= Daughters of Mary of the Immaculate Conception =

Roman Catholic congregation for women

The Daughters of Mary of the Immaculate Conception (DM) is a pontifical apostolic institute of women religious founded in 1904 by Lucyan Bojnowski.

==History==
Born in Poland, Bojnowski was pastor of Sacred Heart Parish (New Britain, Connecticut), one of the oldest Polish-American Roman Catholic parishes in New England. He saw the need to provide basic social services to the growing Polish immigrant families in New Britain.

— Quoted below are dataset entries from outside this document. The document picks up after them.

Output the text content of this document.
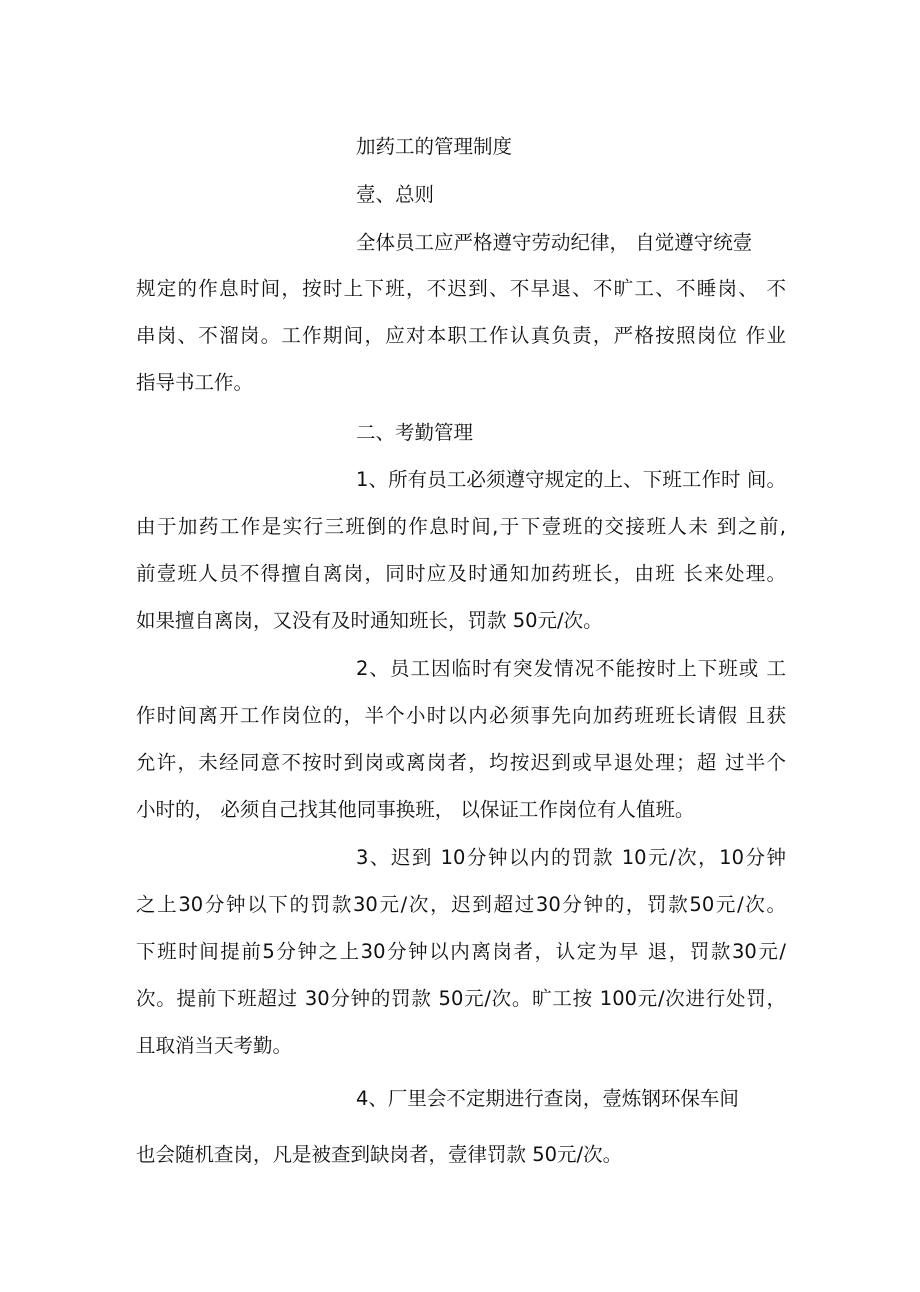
加药工的管理制度

壹、总则

全体员工应严格遵守劳动纪律， 自觉遵守统壹

规定的作息时间，按时上下班，不迟到、不早退、不旷工、不睡岗、 不

串岗、不溜岗。工作期间，应对本职工作认真负责，严格按照岗位 作业

指导书工作。

二、考勤管理

1、所有员工必须遵守规定的上、下班工作时 间。

由于加药工作是实行三班倒的作息时间,于下壹班的交接班人未 到之前,

前壹班人员不得擅自离岗，同时应及时通知加药班长，由班 长来处理。

如果擅自离岗，又没有及时通知班长，罚款 50元/次。

2、员工因临时有突发情况不能按时上下班或 工

作时间离开工作岗位的，半个小时以内必须事先向加药班班长请假 且获

允许，未经同意不按时到岗或离岗者，均按迟到或早退处理；超 过半个

小时的， 必须自己找其他同事换班， 以保证工作岗位有人值班。

3、迟到 10分钟以内的罚款 10元/次，10分钟

之上30分钟以下的罚款30元/次，迟到超过30分钟的，罚款50元/次。

下班时间提前5分钟之上30分钟以内离岗者，认定为早 退，罚款30元/

次。提前下班超过 30分钟的罚款 50元/次。旷工按 100元/次进行处罚，

且取消当天考勤。

4、厂里会不定期进行查岗，壹炼钢环保车间

也会随机查岗，凡是被查到缺岗者，壹律罚款 50元/次。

In 1904, Bojnowski made an appeal for members of the parish to help care for orphans, and eight women of the Children of Mary Society responded. An orphanage was started in a rented building on Orange Street. In the 1920s, Our Lady of Rose Hill Orphanage was built on top of a hill overlooking forty acres of farmland Bojnowski had purchased north of Broad Street. The farm that included crops, cows, pigs, chickens and Bojnowski's beehives. There was an annual bus trip to Lake CompounceAmusement Park every summer. In 1970 the orphanage was converted to a day-care center.

==Present day==
In recent years, in conjunction with Eversource Energy and Ecosolar, solar panels were installed in three fields. St. Lucian's Home for the Aged went online in 2017, resulting in a savings in operating costs.